Poi, ritornato a casa, quel germe interstiziale l'ho ricercato invano nella mia città, nel cui ritmo non ho neanche cercato davvero di inserirmi, e comunque inutilmente, visto che infine sono scappato in Toscana, come tanti, arrivando qui affascinato da una natura aspra e possente, dai suoni acustici di chi suonava polche e mazurche, dappertutto, alle feste ma anche nella cucina di Campicozzoli, violino clarino e fisa, chitarra e voci, un gran casino e vino, vino a dame e che costava niente... una Toscana ancora poco ambita, ultimo rifugio e luogo d'incontro con i pochi ingenui aperti all'incontro, i nati-lì, quasi portatori ancora di una cultura popolare che non era mai stata assimilata - vive le dure nonne toscane - fino al momento in cui proprio loro, gli amici più giovani, presa consapevolezza della sua autenticità, ne hanno celebrato il funerale.
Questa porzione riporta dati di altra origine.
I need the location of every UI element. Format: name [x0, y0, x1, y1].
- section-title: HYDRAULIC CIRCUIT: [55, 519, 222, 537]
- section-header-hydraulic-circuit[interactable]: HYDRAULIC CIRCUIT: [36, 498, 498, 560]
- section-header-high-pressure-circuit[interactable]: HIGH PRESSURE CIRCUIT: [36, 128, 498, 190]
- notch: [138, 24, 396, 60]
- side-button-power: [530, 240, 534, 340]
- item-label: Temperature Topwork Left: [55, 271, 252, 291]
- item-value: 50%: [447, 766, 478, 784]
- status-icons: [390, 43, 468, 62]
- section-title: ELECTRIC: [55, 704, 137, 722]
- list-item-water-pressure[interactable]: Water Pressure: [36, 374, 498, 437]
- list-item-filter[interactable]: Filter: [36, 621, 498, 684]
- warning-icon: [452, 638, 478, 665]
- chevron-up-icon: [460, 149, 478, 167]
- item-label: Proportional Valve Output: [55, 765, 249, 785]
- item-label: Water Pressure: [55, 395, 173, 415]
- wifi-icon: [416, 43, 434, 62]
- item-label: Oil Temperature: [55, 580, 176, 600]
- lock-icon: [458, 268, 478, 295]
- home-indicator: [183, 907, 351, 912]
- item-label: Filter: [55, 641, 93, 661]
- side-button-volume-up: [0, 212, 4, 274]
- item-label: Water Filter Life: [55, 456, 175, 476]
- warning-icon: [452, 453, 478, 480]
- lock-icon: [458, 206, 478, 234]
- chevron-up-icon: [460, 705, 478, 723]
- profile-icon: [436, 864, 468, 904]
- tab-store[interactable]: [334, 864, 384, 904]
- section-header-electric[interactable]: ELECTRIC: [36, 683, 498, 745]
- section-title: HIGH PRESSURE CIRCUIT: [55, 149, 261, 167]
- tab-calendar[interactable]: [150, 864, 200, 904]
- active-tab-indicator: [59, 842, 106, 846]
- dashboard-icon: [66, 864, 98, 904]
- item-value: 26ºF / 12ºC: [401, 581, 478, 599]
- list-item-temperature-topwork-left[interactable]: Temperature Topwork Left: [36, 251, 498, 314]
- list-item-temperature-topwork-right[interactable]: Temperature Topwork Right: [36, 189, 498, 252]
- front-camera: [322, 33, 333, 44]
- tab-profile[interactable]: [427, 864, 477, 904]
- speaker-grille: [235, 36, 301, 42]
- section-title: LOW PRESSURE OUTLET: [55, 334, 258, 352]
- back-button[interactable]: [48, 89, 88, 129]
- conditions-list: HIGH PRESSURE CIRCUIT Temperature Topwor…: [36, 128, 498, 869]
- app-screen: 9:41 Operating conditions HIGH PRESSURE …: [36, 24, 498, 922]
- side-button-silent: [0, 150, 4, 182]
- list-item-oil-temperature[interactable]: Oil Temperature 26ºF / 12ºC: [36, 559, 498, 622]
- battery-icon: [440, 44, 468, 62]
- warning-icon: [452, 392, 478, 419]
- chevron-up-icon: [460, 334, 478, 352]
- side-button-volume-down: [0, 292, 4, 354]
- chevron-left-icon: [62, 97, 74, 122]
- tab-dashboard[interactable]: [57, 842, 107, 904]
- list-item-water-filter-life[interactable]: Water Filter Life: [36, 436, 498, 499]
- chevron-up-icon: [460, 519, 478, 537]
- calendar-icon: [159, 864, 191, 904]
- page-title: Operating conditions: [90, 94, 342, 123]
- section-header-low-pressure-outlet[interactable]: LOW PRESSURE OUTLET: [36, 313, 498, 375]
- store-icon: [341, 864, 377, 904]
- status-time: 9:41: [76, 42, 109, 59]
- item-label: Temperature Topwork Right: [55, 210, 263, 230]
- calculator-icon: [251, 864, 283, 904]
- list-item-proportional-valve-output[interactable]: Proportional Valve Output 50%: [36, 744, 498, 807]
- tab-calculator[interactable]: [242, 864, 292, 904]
Stanze colorate, orti sbilenchi, strade dissestate e feste notturne, fuochi, bagni nel lago e tutta una fantasmagoria rurale che io, vecchio di una vita già ingiallita, ammiravo un po' distante ma assorbivo, eccome, rivitalizzandomi, ringiovanendo e riacquistando pratiche e speranze, assimilandomi alla spinosa flora locale, galiga e ginestra, sambuco e pruni, scoprendo una terra polverosa e ricca, dura e riarsa, inverni umidi e freddi di mota viscida e dura da vincere anche in pochi metri - e tutto alle spalle di Firenze, a pochi soldi, alla portata di chiunque! Che ricchezza!
M'è venuto facile assimilarmi prima ai vegetali che agli umani, senz'altro; ex-dott. e straniero, per innumerevoli motivi, ora trascurabili senz'altro, fino al punto in cui, imbarazzato della mia sotterranea estraneità ho maturato la scelta di restare, ovvero di andarmene per essere lì interamente, niente sottosuolo, abbandonare la città e cercare uno spazio autosufficiente e mio dove germinare e confrontarmi con la vita complessa che si consuma e riproduce qui, in questa terra mala e benedetta...

Troppe cose, dette troppo in fretta o male? Lo so. Ma questo frammento un po' troppo autobiografico valga come palinodia, è un estratto dei tanti bollettini che in questi mesi non ho mai terminato e mai postato, perché come tutte le cose vive e recise una settimana di tempo li avvizzisce, me li cava di mente, entrano nel passato, e questo blog, vuole essere il frutto di qualcosa di vivo, fresco e palpitante... dunque provo a ricominciare, a postare, vediamo come andrà. La città mi riassorbe, ma questa volta voglio fare un nuovo tentativo, sempre portare lì la mia campagna, in città, offrirla a chi non ce l'ha.